Monday, November 19, 2007

Historical Mad Lib

This comes from a political exchange between two poets. Can you guess the people about whom this is written?
If you can convince the [________] that your armies are bombing their cities and rendering their women and children homeless beggars -- those of them that are not transformed into "mutilated mud-fish", to borrow one of your own phrases --, if you can convince these victims that they are only being subjected to a benevolent treatment which will in the end "save" their nation, it will no longer be necessary for you to convince us of your country's noble intentions. Your righteous indignation against the "polluted people" who are burning their own cities and art treasures (and presumably bombing their own citizens) to malign your soldiers, reminds me of Napoleon's noble wrath when he marched into a deserted Moscow and watched its palaces in flames.
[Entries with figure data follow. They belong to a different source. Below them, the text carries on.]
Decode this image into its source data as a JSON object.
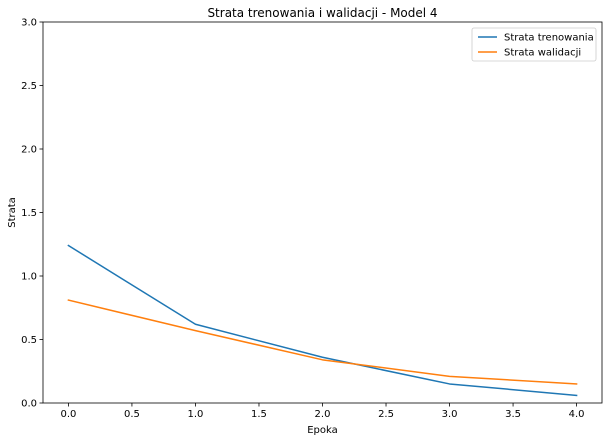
{
  "chart_data": {
    "type": "line",
    "title": "Strata trenowania i walidacji - Model 4",
    "xlabel": "Epoka",
    "ylabel": "Strata",
    "x": [
      0,
      1,
      2,
      3,
      4
    ],
    "xlim": [
      -0.2,
      4.2
    ],
    "ylim": [
      0,
      3.0
    ],
    "xticks": [
      "0.0",
      "0.5",
      "1.0",
      "1.5",
      "2.0",
      "2.5",
      "3.0",
      "3.5",
      "4.0"
    ],
    "yticks": [
      "0.0",
      "0.5",
      "1.0",
      "1.5",
      "2.0",
      "2.5",
      "3.0"
    ],
    "grid": false,
    "legend_position": "top-right",
    "series": [
      {
        "name": "Strata trenowania",
        "color": "#1f77b4",
        "values": [
          1.24,
          0.62,
          0.36,
          0.15,
          0.06
        ]
      },
      {
        "name": "Strata walidacji",
        "color": "#ff7f0e",
        "values": [
          0.81,
          0.57,
          0.34,
          0.21,
          0.15
        ]
      }
    ]
  }
}
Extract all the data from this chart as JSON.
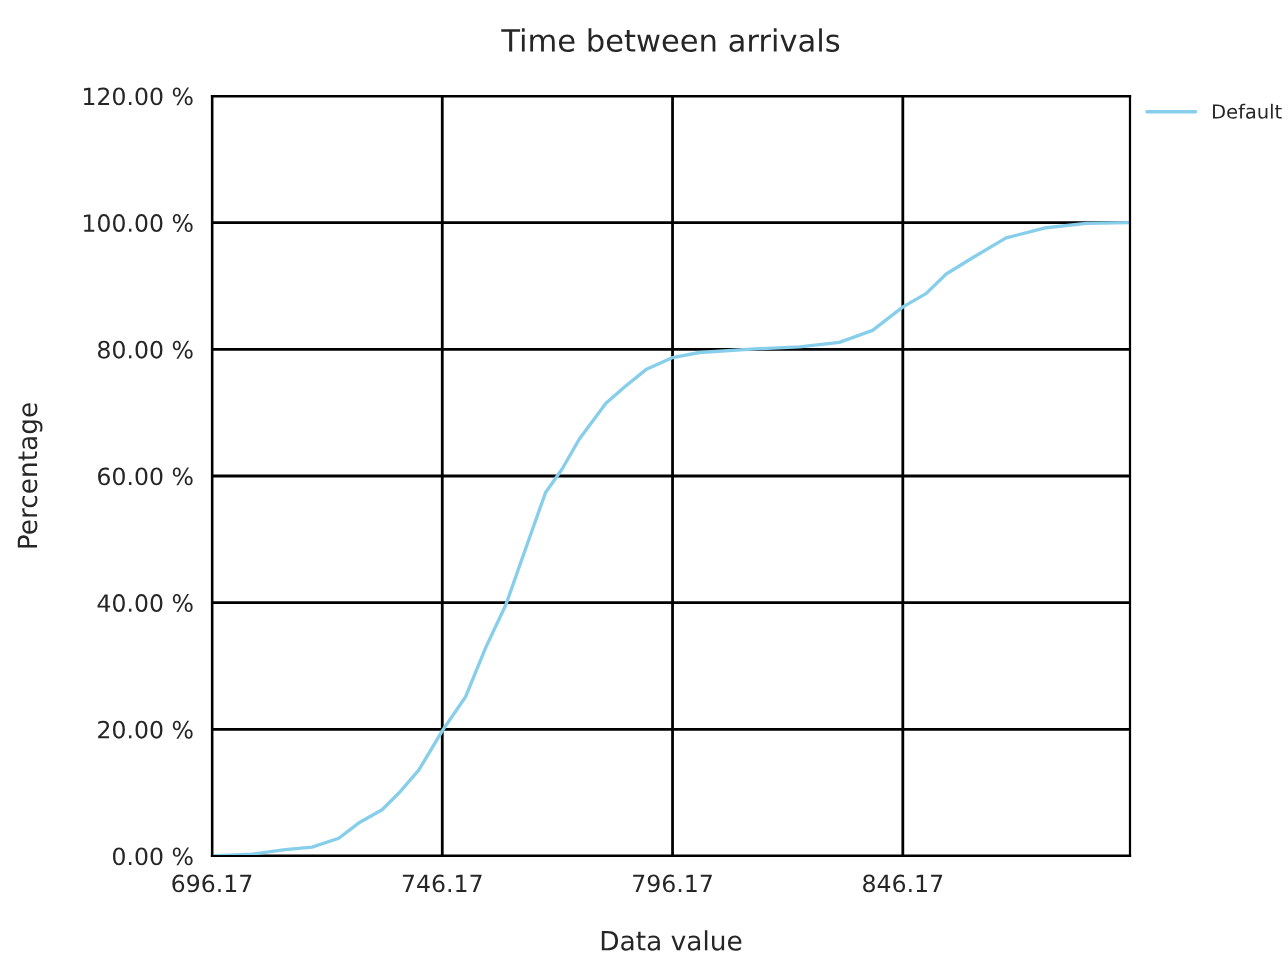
{
  "chart_data": {
    "type": "line",
    "title": "Time between arrivals",
    "xlabel": "Data value",
    "ylabel": "Percentage",
    "series": [
      {
        "name": "Default",
        "color": "#87ceeb",
        "x": [
          696.17,
          704.9,
          712.1,
          717.9,
          723.7,
          728.0,
          733.1,
          736.7,
          741.1,
          746.2,
          751.2,
          755.6,
          760.0,
          764.3,
          768.6,
          772.2,
          775.9,
          781.7,
          786.0,
          790.4,
          796.2,
          802.0,
          815.0,
          823.7,
          832.4,
          839.6,
          846.2,
          851.2,
          855.6,
          861.4,
          868.6,
          877.3,
          886.0,
          895.4
        ],
        "values": [
          0,
          0.3,
          1.0,
          1.4,
          2.8,
          5.2,
          7.3,
          9.9,
          13.6,
          19.8,
          25.1,
          32.9,
          39.7,
          48.6,
          57.4,
          61.1,
          65.8,
          71.5,
          74.2,
          76.8,
          78.7,
          79.5,
          80.1,
          80.4,
          81.1,
          83.0,
          86.7,
          88.8,
          91.9,
          94.5,
          97.6,
          99.2,
          99.9,
          100
        ]
      }
    ],
    "xlim": [
      696.17,
      895.5
    ],
    "xticks": [
      696.17,
      746.17,
      796.17,
      846.17
    ],
    "ylim": [
      0,
      120
    ],
    "yticks": [
      {
        "value": 0,
        "label": "0.00 %"
      },
      {
        "value": 20,
        "label": "20.00 %"
      },
      {
        "value": 40,
        "label": "40.00 %"
      },
      {
        "value": 60,
        "label": "60.00 %"
      },
      {
        "value": 80,
        "label": "80.00 %"
      },
      {
        "value": 100,
        "label": "100.00 %"
      },
      {
        "value": 120,
        "label": "120.00 %"
      }
    ],
    "grid": true,
    "legend": "top right",
    "marker": "none",
    "line_style": "solid"
  }
}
I should have expected from you who are a poet at least that much of imagination to feel, to what inhuman despair a people must be reduced to willingly burn their own handiwork of years', indeed centuries', labour. And even as a good nationalist, do you seriously believe that the mountain of bleeding corpses and the wilderness of bombed and burnt cities that is every day widening between your two countries, is making it easier for your two peoples to stretch your hands in a clasp of ever-lasting good will?

Yes, I think it sounds a lot like Iraq, too. I'll put the answer in comments, or you can read the whole exchange.

2 comments:

Ahistoricality said...

The writer is Bengali writer and Nobel Laureate Rabindranath Tagore and Japanese poet Noguchi Yonejiro. Tagore's rosy view of the Chinese Nationalists is rather undeserved, but his understanding of Japan's role in China is precise enough.

And yes, I think we may well be blundering down the same damned path.

Ahistoricality said...

I forgot to put the date here: it was 1938, the year after Japan had initiated full-scale military operations against China, including the infamous Nanjing Massacres.